Das Strafmaß im Prozess gegen Uli Hoeness

von Prof. Dr. Henning Ernst Müller, veröffentlicht am 13.03.2014

Was unter höchstem Medieninteresse einschließlich Spiegel-Online Live-Ticker (fast) aus dem Münchener Gerichtssaal heute stattfindet, ist auch deshalb so spannend, weil sonst ja regelmäßig Absprachen das Strafmaß im Wirtschafts- und Steuerstrafrecht bestimmen. Natürlich wissen wir nicht, ob nicht auch im Fall Hoeneß das Strafmaß längst abgesprochen wurde (vgl. dazu Heribert Prantl), aber zumindest momentan herrscht der Eindruck vor, als sei dies nicht der Fall. Die Staatsanwaltschaft fordert 5 Jahre 6 Monate Freiheitsstrafe, angesichts der Höhe des eingeräumten Steuerhinterziehungsbetrags sicherlich nicht unangemessen; die Möglichkeiten der Ausgestaltung des Vollzugs und der Vollstreckung (§ 57 Abs.2 StGB) können selbst diese Strafe erträglich(er) erscheinen lassen.

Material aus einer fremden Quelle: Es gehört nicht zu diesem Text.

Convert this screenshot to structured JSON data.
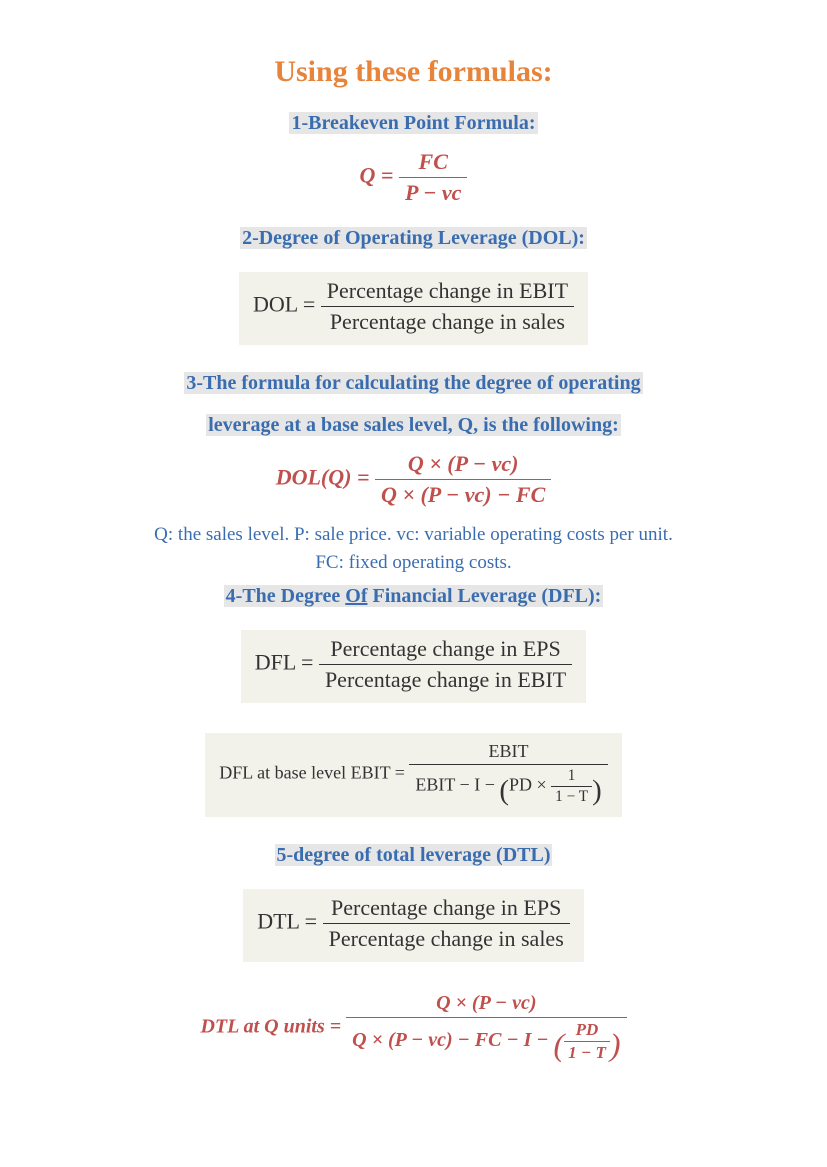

Die Verteidigung hält die Selbstanzeige für wirksam, zumindest für schuld- und strafrelevant, so dass für eine Verfahrenseinstellung bzw. eine zur Bewährung auszusetzende Freiheitsstrafe plädiert wurde. Richtig ist wohl, dass ohne diese Selbstanzeige ein Nachweis der Steuerhinterziehung (zum jetzigen Zeitpunkt) nicht möglich gewesen wäre. Und dass bei Spekulationsgeschäften dieser Art die in § 371 AO geregelte Selbstanzeige kaum zeitnah (formal vollständig) erstellt werden kann.

Die Frage, welche Rolle die Selbstanzeige spielt, ist daher zur entscheidenden geworden. Die erst während des Hoeneß-Verfahrens (und teilweise dadurch ausgelöste) rechtspolitische Diskussion über die Selbstanzeige darf hier naturgemäß keine Rolle spielen. Dass die Selbstanzeige nicht vollständig die Anforderungen des § 371 AO erfüllt, lässt sich aus den bekannt gewordenen Fakten aus der Hauptverhandlung schließen. Ich schätze aber, dass das Gericht dennoch einen strafmildernden Effekt der Selbstanzeige bejaht und damit die von der Staatsanwaltschaft geforderte Freiheitsstrafe erheblich unterschritten wird.

Aktuelle Meldung: 3 Jahre und 6 Monate Freiheitsstrafe

Zur Rolle der (formal unvollständigen) Selbstanzeige wird - im Falle der Revision - sicherlich auch noch der BGH Stellung nehmen.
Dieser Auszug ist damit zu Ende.